Magazine headlines vie for our attention in the checkout line at the store. Which celebrity is in trouble, what's the latest weight loss trick or beauty tip, and what are the latest fashion trends? The year 2012 is not so different from nearly 100 years ago as evidenced in a copy of McCall's Magazine from March 1921. The colorful front cover is appealing with a graphic for a short story called "Anna A Story of Peril and Love" by Mildred Cram.
In addition to other stories, this edition of the women's magazine has a section for fashion, hair, raising and teaching children, advertisements for beauty products, slimming corsets, laundering, the Victor Talking Machine's victrolas and, of course, recipes. What is similar to today is that many of the ads are compelling enough to want to try the product. What is different from today is that this could all be had for 15 cents.
Just as today, flipping through the magazine of 1921 was a source of ideas for fashion for the upcoming season, which of course are found in the McCall's pattern section. The dresses look slimming and graceful. Of particular interest in 1921 were hem lines that were broken and uneven. Hems were described as expressing the latest whim of fashion by going up and down in points and scallops with a tendency to dip on one or both sides on frocks and skirts. The styles appeared feminine with transparent material and laces over silks and satins, as well as over linens and heavier wash fabrics. Some skirts, with cascades gathered over the hips or tiers of fabric in petal-like folds gave the "new" uneven hem appearance. Just like shoes are prized today for the fashion-minded, in 1921, "the continued cry for elaborate trimmed footwear" along with hem lines, were of vital importance. Corsets were tastefully modeled and reminded readers that beauty of dress depended upon the fit of your corset and "glove-fitting" perfection of the best brand would conform to the requirements of your figure. Every woman also needed a bandeau or brassiere for the fashions that required a firm, youthful silhouette because "good taste" demanded it. Even "stout" women had tips for slenderizing with New York and Paris fashions.
Hair has always been given attention and there was certainly a market for hair care in 1921. One ad said that the woman who flaunts hair that has grown gray, faded and streaked, not only forfeits admiration but frequently invokes unfavorable comment.

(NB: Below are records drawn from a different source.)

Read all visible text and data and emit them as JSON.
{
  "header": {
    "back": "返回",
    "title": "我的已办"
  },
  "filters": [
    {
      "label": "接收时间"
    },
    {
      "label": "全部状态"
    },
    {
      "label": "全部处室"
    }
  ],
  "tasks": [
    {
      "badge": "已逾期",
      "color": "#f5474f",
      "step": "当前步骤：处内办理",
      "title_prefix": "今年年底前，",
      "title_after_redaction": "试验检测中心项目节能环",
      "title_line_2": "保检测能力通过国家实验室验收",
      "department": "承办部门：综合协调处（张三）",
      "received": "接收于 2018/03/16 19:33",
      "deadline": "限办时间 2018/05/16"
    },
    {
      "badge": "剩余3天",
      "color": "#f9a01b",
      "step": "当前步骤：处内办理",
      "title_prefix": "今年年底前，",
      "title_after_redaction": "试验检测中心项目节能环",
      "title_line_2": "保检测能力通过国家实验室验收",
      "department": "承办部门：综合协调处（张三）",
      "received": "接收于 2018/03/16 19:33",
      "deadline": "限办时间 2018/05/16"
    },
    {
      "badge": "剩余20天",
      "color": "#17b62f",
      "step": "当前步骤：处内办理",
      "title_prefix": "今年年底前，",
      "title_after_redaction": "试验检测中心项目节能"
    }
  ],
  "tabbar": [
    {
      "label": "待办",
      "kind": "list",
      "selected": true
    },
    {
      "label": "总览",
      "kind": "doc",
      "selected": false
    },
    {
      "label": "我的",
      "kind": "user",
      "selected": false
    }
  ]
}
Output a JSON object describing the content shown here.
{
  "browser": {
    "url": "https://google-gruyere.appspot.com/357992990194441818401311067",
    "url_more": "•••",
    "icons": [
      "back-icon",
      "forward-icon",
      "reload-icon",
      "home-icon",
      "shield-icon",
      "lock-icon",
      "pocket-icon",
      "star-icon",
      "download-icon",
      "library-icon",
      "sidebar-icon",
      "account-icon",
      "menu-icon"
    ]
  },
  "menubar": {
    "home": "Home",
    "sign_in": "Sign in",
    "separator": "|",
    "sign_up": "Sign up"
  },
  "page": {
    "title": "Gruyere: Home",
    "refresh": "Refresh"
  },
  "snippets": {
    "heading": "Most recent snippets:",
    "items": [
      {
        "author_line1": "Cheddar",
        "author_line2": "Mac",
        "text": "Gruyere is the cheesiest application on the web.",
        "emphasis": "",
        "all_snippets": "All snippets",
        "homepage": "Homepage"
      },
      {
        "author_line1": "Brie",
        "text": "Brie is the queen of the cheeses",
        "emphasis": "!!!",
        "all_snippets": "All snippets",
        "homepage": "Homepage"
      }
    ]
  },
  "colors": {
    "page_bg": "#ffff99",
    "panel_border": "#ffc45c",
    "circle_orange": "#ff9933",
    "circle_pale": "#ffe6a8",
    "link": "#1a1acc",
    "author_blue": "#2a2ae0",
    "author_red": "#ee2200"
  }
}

Gray hair "is censured nowadays" but such neglect could be overcome and girlhood beauty restored with Brownatone, a liquid hair tint for $1.50. A fine product, Cocoanut Oil Shampoo guaranteed glossy, smooth, bright, and delightfully fresh-looking hair, no matter how often it was used, although in 1921, often was considered once a week. Know that "without beautiful well-kept hair you can never be attractive" as evidenced by several women in the ad including the likes of Norma Talmadge, an actress of the silent-screen era. An accompanying article about hair styles featured stars of the time such as Helen Hayes with her "curly locks arranged in a girlish way" and Madge Kennedy's coiffure with reddish lights with curls around her face.
A New York hairdresser said the smartest style was fan-shaped and soft about the face. Bobbed hair was as popular as ever as well as curls. Hats of course were very popular and were part of every woman's basic wardrobe. The New York hairdresser noted that because of this, hair styles had to be designed to fit the style of the hats, thus hair over the forehead and ears.
Like today and fashion trends, not everyone or of all ages can pull off the latest fashion and look good. The same article about hair gave warning to the ladies of the day. It said that women needed to think about their own style and not to be fashionable at the "expense of becomingness." It said that with thought, the prevailing modes of fashion could be adapted. Certainly you wouldn't want a fashion of doing hair to "double the apparent size of an already large nose." The styles of the day must have taken time, because it was recommended to sit for an hour experimenting with hair and to write down the directions to duplicate the arrangement in the future. One had to find her style and as noted in the article, not let comments of family or friends disturb her until given a chance to become accustomed to the new style.
No doubt, skin care is a multi-million dollar industry that was well on its way in 1921. A full page ad has an adoring man with "a skin you love to touch" using Woodbury's Facial Soap for 25 cents. The cake was to be rubbed over the face and dried until skin was drawn and dry. Rinsing was with warm water, cold, and then finishing off by rubbing the face with a piece of ice. Various face powders were available and creams could remove freckles in 50-cent jars. Talcum powders could purify and perfume the skin. One brand was touted for "its strange, clinging delicacy that was always a source of delight."
All in all, it seems the more things change, the more they stay the same. There was an audience for fashion and beauty nearly a century ago and there is one now. The same "yesterday" 1921 edition of McCall's Magazine has what may be considered a nostalgic look at mothering and housekeeping and food products, perhaps to be revisited at another time. Make it a good week and for the fashioned minded, find and enjoy your style for 2012, which may also be examined in an upcoming column.